Possible Memory Leak in Parsing a XML File?

238 views Asked by At

I have a long running script, which parses a large XML file(~9GB) and inserts data into a database in chunks. This is what that looks like,

import lxml.etree as ET
import gc

def __get_elements1(self):
    context = ET.iterparse(tmp_folder + file_path, events=("start", "end"), tag='Elements1')

    elements = []

    try:
        for event, element in context:
            if event == "end":
                elements_result = tuple([child.text for child in element])
                elements.append(elements_result)

                element.clear()
                while element.getprevious() is not None:
                    del element.getparent()[0]

                if len(elements) == self.chunk_size:
                    # insert data to database

        if len(elments) > 0:
           # insert data to database
    except Exception as e:
        logging.error(e)

    del context
    del elements

    gc.collect()

Here, I am looking for elements with a specific tag and parsing them. Now, I have few other functions that parse different tags in the same file. The code is pretty much the same with very slight modifications. I actually want to run these parallelly, but even when I run them sequentially, I am faced with a problem.

My first function runs fine and without consuming much resources, however, when I get to my second function, memory consumption just shoots up and my application fails. This does not make sense, especially because I am parsing the elements with the most data through my first function. My second function can be thought to look something like this,

def __get_elements2(self):
    context = ET.iterparse(tmp_folder + file_path, events=("start", "end"), tag='Elements2')

    elements = []

    try:
        for event, element in context:
            if event == "end":
                elements_result = tuple([child.text for child in element])
                elements.append(elements_result)

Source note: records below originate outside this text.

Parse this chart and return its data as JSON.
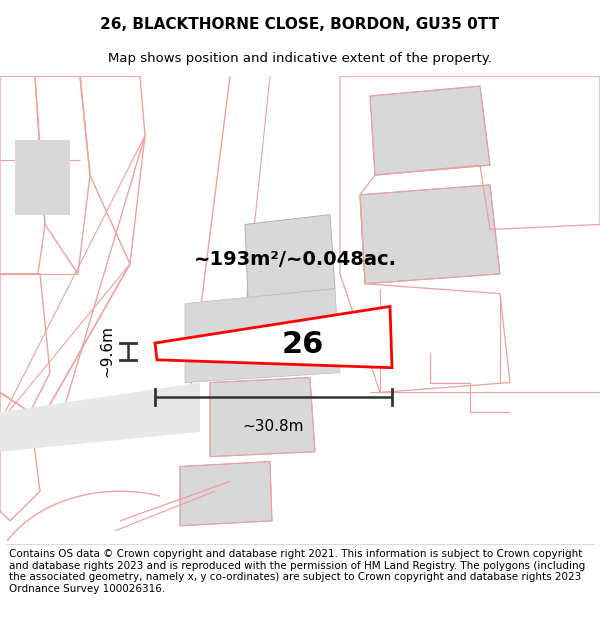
{
  "title": "26, BLACKTHORNE CLOSE, BORDON, GU35 0TT",
  "subtitle": "Map shows position and indicative extent of the property.",
  "footer": "Contains OS data © Crown copyright and database right 2021. This information is subject to Crown copyright and database rights 2023 and is reproduced with the permission of HM Land Registry. The polygons (including the associated geometry, namely x, y co-ordinates) are subject to Crown copyright and database rights 2023 Ordnance Survey 100026316.",
  "area_label": "~193m²/~0.048ac.",
  "number_label": "26",
  "width_label": "~30.8m",
  "height_label": "~9.6m",
  "bg_color": "#ffffff",
  "map_bg": "#ffffff",
  "plot_color": "#ff0000",
  "gray_fill": "#d8d8d8",
  "line_color": "#f0a0a0",
  "dim_color": "#333333",
  "title_fontsize": 11,
  "subtitle_fontsize": 9.5,
  "footer_fontsize": 7.5,
  "area_fontsize": 14,
  "number_fontsize": 22,
  "measure_fontsize": 11
}
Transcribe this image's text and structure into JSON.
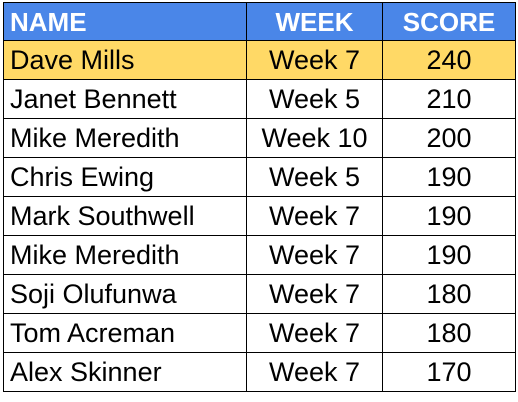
{
  "colors": {
    "header_bg": "#4a86e8",
    "header_text": "#ffffff",
    "highlight_bg": "#ffd966",
    "border": "#000000"
  },
  "headers": [
    "NAME",
    "WEEK",
    "SCORE"
  ],
  "rows": [
    {
      "name": "Dave Mills",
      "week": "Week 7",
      "score": "240",
      "highlighted": true
    },
    {
      "name": "Janet Bennett",
      "week": "Week 5",
      "score": "210",
      "highlighted": false
    },
    {
      "name": "Mike Meredith",
      "week": "Week 10",
      "score": "200",
      "highlighted": false
    },
    {
      "name": "Chris Ewing",
      "week": "Week 5",
      "score": "190",
      "highlighted": false
    },
    {
      "name": "Mark Southwell",
      "week": "Week 7",
      "score": "190",
      "highlighted": false
    },
    {
      "name": "Mike Meredith",
      "week": "Week 7",
      "score": "190",
      "highlighted": false
    },
    {
      "name": "Soji Olufunwa",
      "week": "Week 7",
      "score": "180",
      "highlighted": false
    },
    {
      "name": "Tom Acreman",
      "week": "Week 7",
      "score": "180",
      "highlighted": false
    },
    {
      "name": "Alex Skinner",
      "week": "Week 7",
      "score": "170",
      "highlighted": false
    }
  ]
}
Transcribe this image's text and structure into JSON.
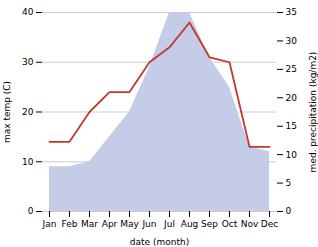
{
  "chart_data": {
    "type": "line",
    "categories": [
      "Jan",
      "Feb",
      "Mar",
      "Apr",
      "May",
      "Jun",
      "Jul",
      "Aug",
      "Sep",
      "Oct",
      "Nov",
      "Dec"
    ],
    "series": [
      {
        "type": "area",
        "color": "#c5cce8",
        "values": [
          9,
          9,
          10,
          15,
          20,
          29,
          40,
          40,
          31,
          25,
          13,
          12
        ]
      },
      {
        "type": "line",
        "color": "#c0392b",
        "values": [
          14,
          14,
          20,
          24,
          24,
          30,
          33,
          38,
          31,
          30,
          13,
          13
        ]
      }
    ],
    "xlabel": "date (month)",
    "ylabel": "max temp (C)",
    "y2label": "med. precipitation (kg/m2)",
    "ylim": [
      0,
      40
    ],
    "yticks": [
      0,
      10,
      20,
      30,
      40
    ],
    "y2lim": [
      0,
      35
    ],
    "y2ticks": [
      0,
      5,
      10,
      15,
      20,
      25,
      30,
      35
    ],
    "grid": true
  }
}
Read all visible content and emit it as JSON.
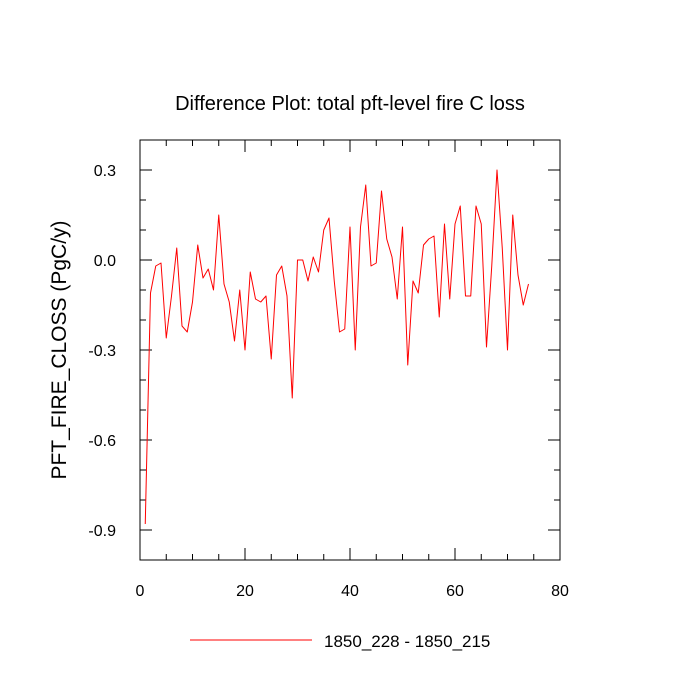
{
  "chart_data": {
    "type": "line",
    "title": "Difference Plot: total pft-level fire C loss",
    "xlabel": "",
    "ylabel": "PFT_FIRE_CLOSS  (PgC/y)",
    "xlim": [
      0,
      80
    ],
    "ylim": [
      -1.0,
      0.4
    ],
    "xticks": [
      0,
      20,
      40,
      60,
      80
    ],
    "yticks": [
      -0.9,
      -0.6,
      -0.3,
      0.0,
      0.3
    ],
    "xtick_labels": [
      "0",
      "20",
      "40",
      "60",
      "80"
    ],
    "ytick_labels": [
      "-0.9",
      "-0.6",
      "-0.3",
      "0.0",
      "0.3"
    ],
    "grid": false,
    "legend_position": "bottom-center",
    "series": [
      {
        "name": "1850_228 - 1850_215",
        "color": "#ff0000",
        "x": [
          1,
          2,
          3,
          4,
          5,
          6,
          7,
          8,
          9,
          10,
          11,
          12,
          13,
          14,
          15,
          16,
          17,
          18,
          19,
          20,
          21,
          22,
          23,
          24,
          25,
          26,
          27,
          28,
          29,
          30,
          31,
          32,
          33,
          34,
          35,
          36,
          37,
          38,
          39,
          40,
          41,
          42,
          43,
          44,
          45,
          46,
          47,
          48,
          49,
          50,
          51,
          52,
          53,
          54,
          55,
          56,
          57,
          58,
          59,
          60,
          61,
          62,
          63,
          64,
          65,
          66,
          67,
          68,
          69,
          70,
          71,
          72,
          73,
          74
        ],
        "y": [
          -0.88,
          -0.11,
          -0.02,
          -0.01,
          -0.26,
          -0.12,
          0.04,
          -0.22,
          -0.24,
          -0.14,
          0.05,
          -0.06,
          -0.03,
          -0.1,
          0.15,
          -0.08,
          -0.14,
          -0.27,
          -0.1,
          -0.3,
          -0.04,
          -0.13,
          -0.14,
          -0.12,
          -0.33,
          -0.05,
          -0.02,
          -0.12,
          -0.46,
          0.0,
          0.0,
          -0.07,
          0.01,
          -0.04,
          0.1,
          0.14,
          -0.07,
          -0.24,
          -0.23,
          0.11,
          -0.3,
          0.11,
          0.25,
          -0.02,
          -0.01,
          0.23,
          0.07,
          0.01,
          -0.13,
          0.11,
          -0.35,
          -0.07,
          -0.11,
          0.05,
          0.07,
          0.08,
          -0.19,
          0.12,
          -0.13,
          0.12,
          0.18,
          -0.12,
          -0.12,
          0.18,
          0.12,
          -0.29,
          -0.02,
          0.3,
          0.04,
          -0.3,
          0.15,
          -0.05,
          -0.15,
          -0.08
        ]
      }
    ]
  }
}
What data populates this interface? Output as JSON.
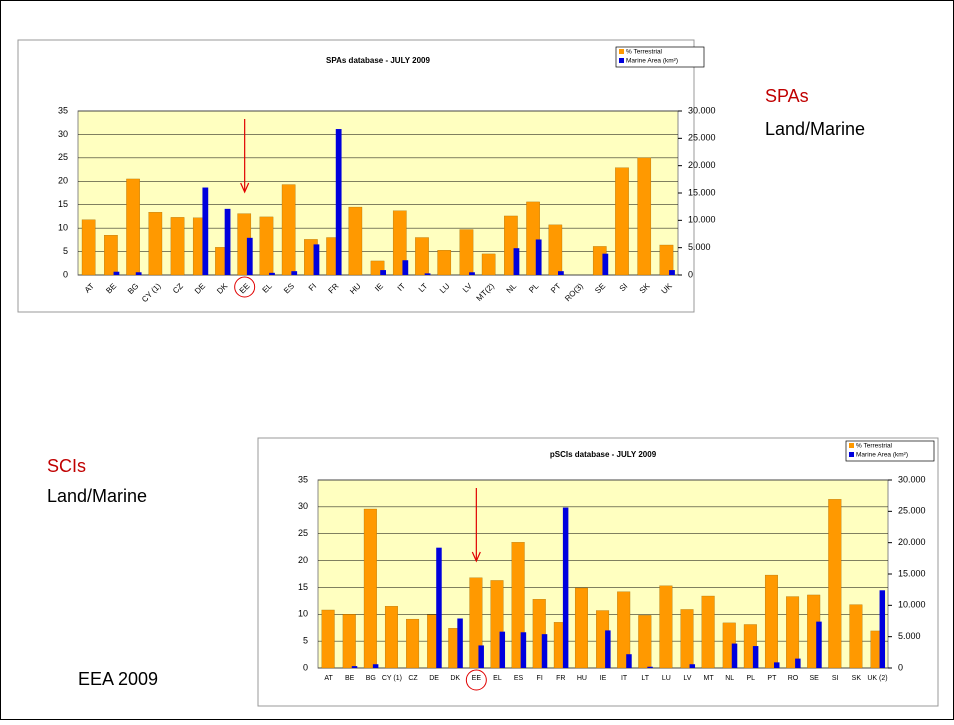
{
  "slide": {
    "label1": "SPAs",
    "label1_sub": "Land/Marine",
    "label2": "SCIs",
    "label2_sub": "Land/Marine",
    "source": "EEA 2009"
  },
  "chart_data": [
    {
      "type": "bar",
      "title": "SPAs database - JULY 2009",
      "categories": [
        "AT",
        "BE",
        "BG",
        "CY (1)",
        "CZ",
        "DE",
        "DK",
        "EE",
        "EL",
        "ES",
        "FI",
        "FR",
        "HU",
        "IE",
        "IT",
        "LT",
        "LU",
        "LV",
        "MT(2)",
        "NL",
        "PL",
        "PT",
        "RO(3)",
        "SE",
        "SI",
        "SK",
        "UK"
      ],
      "series": [
        {
          "name": "% Terrestrial",
          "color": "#ff9900",
          "values": [
            11.8,
            8.5,
            20.5,
            13.4,
            12.3,
            12.2,
            5.9,
            13.1,
            12.4,
            19.3,
            7.6,
            8.0,
            14.5,
            3.0,
            13.7,
            8.0,
            5.3,
            9.7,
            4.5,
            12.6,
            15.6,
            10.7,
            0,
            6.1,
            22.9,
            25.0,
            6.4
          ]
        },
        {
          "name": "Marine Area (km²)",
          "color": "#0000dd",
          "axis": "y2",
          "values": [
            0,
            600,
            500,
            0,
            0,
            16000,
            12100,
            6800,
            400,
            700,
            5600,
            26700,
            0,
            900,
            2700,
            300,
            0,
            500,
            0,
            4900,
            6500,
            700,
            0,
            3900,
            0,
            0,
            900
          ]
        }
      ],
      "ylim": [
        0,
        35
      ],
      "yticks": [
        0,
        5,
        10,
        15,
        20,
        25,
        30,
        35
      ],
      "y2lim": [
        0,
        30000
      ],
      "y2ticks": [
        0,
        {
          "value": 5000,
          "label": "5.000"
        },
        {
          "value": 10000,
          "label": "10.000"
        },
        {
          "value": 15000,
          "label": "15.000"
        },
        {
          "value": 20000,
          "label": "20.000"
        },
        {
          "value": 25000,
          "label": "25.000"
        },
        {
          "value": 30000,
          "label": "30.000"
        }
      ],
      "grid": true,
      "legend": "top-right"
    },
    {
      "type": "bar",
      "title": "pSCIs database - JULY 2009",
      "categories": [
        "AT",
        "BE",
        "BG",
        "CY (1)",
        "CZ",
        "DE",
        "DK",
        "EE",
        "EL",
        "ES",
        "FI",
        "FR",
        "HU",
        "IE",
        "IT",
        "LT",
        "LU",
        "LV",
        "MT",
        "NL",
        "PL",
        "PT",
        "RO",
        "SE",
        "SI",
        "SK",
        "UK (2)"
      ],
      "series": [
        {
          "name": "% Terrestrial",
          "color": "#ff9900",
          "values": [
            10.8,
            10.0,
            29.6,
            11.5,
            9.1,
            9.9,
            7.4,
            16.8,
            16.3,
            23.4,
            12.8,
            8.5,
            14.9,
            10.7,
            14.2,
            9.8,
            15.3,
            10.9,
            13.4,
            8.4,
            8.1,
            17.3,
            13.3,
            13.6,
            31.4,
            11.8,
            6.9
          ]
        },
        {
          "name": "Marine Area (km²)",
          "color": "#0000dd",
          "axis": "y2",
          "values": [
            0,
            300,
            600,
            0,
            0,
            19200,
            7900,
            3600,
            5800,
            5700,
            5400,
            25600,
            0,
            6000,
            2200,
            200,
            0,
            600,
            0,
            3900,
            3500,
            900,
            1500,
            7400,
            0,
            0,
            12400
          ]
        }
      ],
      "ylim": [
        0,
        35
      ],
      "yticks": [
        0,
        5,
        10,
        15,
        20,
        25,
        30,
        35
      ],
      "y2lim": [
        0,
        30000
      ],
      "y2ticks": [
        0,
        {
          "value": 5000,
          "label": "5.000"
        },
        {
          "value": 10000,
          "label": "10.000"
        },
        {
          "value": 15000,
          "label": "15.000"
        },
        {
          "value": 20000,
          "label": "20.000"
        },
        {
          "value": 25000,
          "label": "25.000"
        },
        {
          "value": 30000,
          "label": "30.000"
        }
      ],
      "grid": true,
      "legend": "top-right"
    }
  ]
}
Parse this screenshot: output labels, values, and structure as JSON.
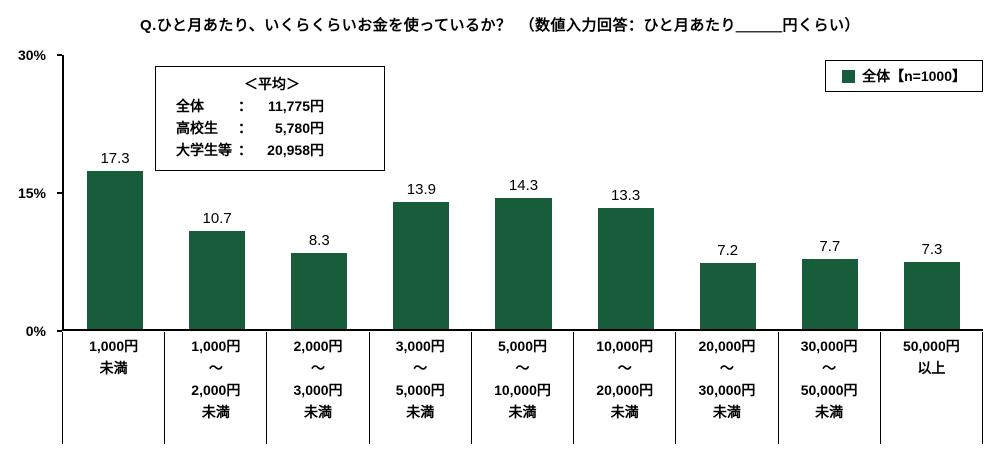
{
  "title": "Q.ひと月あたり、いくらくらいお金を使っているか？　（数値入力回答：ひと月あたり＿＿＿円くらい）",
  "legend": {
    "label": "全体【n=1000】",
    "marker_color": "#175c3b"
  },
  "avg_box": {
    "title": "＜平均＞",
    "rows": [
      {
        "label": "全体",
        "value": "11,775",
        "unit": "円"
      },
      {
        "label": "高校生",
        "value": "5,780",
        "unit": "円"
      },
      {
        "label": "大学生等",
        "value": "20,958",
        "unit": "円"
      }
    ]
  },
  "chart_data": {
    "type": "bar",
    "title": "Q.ひと月あたり、いくらくらいお金を使っているか？（数値入力回答：ひと月あたり＿＿＿円くらい）",
    "series_name": "全体【n=1000】",
    "categories": [
      [
        "1,000円",
        "未満"
      ],
      [
        "1,000円",
        "〜",
        "2,000円",
        "未満"
      ],
      [
        "2,000円",
        "〜",
        "3,000円",
        "未満"
      ],
      [
        "3,000円",
        "〜",
        "5,000円",
        "未満"
      ],
      [
        "5,000円",
        "〜",
        "10,000円",
        "未満"
      ],
      [
        "10,000円",
        "〜",
        "20,000円",
        "未満"
      ],
      [
        "20,000円",
        "〜",
        "30,000円",
        "未満"
      ],
      [
        "30,000円",
        "〜",
        "50,000円",
        "未満"
      ],
      [
        "50,000円",
        "以上"
      ]
    ],
    "values": [
      17.3,
      10.7,
      8.3,
      13.9,
      14.3,
      13.3,
      7.2,
      7.7,
      7.3
    ],
    "xlabel": "",
    "ylabel": "",
    "ylim": [
      0,
      30
    ],
    "yticks": [
      "30%",
      "15%",
      "0%"
    ],
    "grid": false,
    "legend_position": "top-right",
    "bar_color": "#175c3b"
  }
}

                element.clear()
                while element.getprevious() is not None:
                    del element.getparent()[0]

                if len(elements) == self.chunk_size:
                    # insert data to database

        if len(elments) > 0:
           # insert data to database
    except Exception as e:
        logging.error(e)

    del context
    del elements

    gc.collect()

Notice that tag given to the iterparse function above is different.

What could be the cause of this? Is it a possible memory leak? I cannot think of anything else. How do I resolve this?

1

There are 1 answers

0
Smopuim_81 On

I had the same problem myself. I have studied the documentation here: https://eli.thegreenplace.net/2012/03/15/processing-xml-in-python-with-elementtree/.

Apparently your problem is the uneven distribution of the search tag in the xml file or its absence. Until the search tag is found, the elem.clear() call does not occur and elem gradually loads the xml tree, which causes memory overflow.

This is what is written in the iterparse documentation: "The loop iterates over iterparse events, detecting "end" events for the location tag, looking for the desired value. The call to elem.clear() is key here - iterparse still builds a tree, doing it on the fly. Clearing the element effectively discards the tree [7], freeing the allocated memory."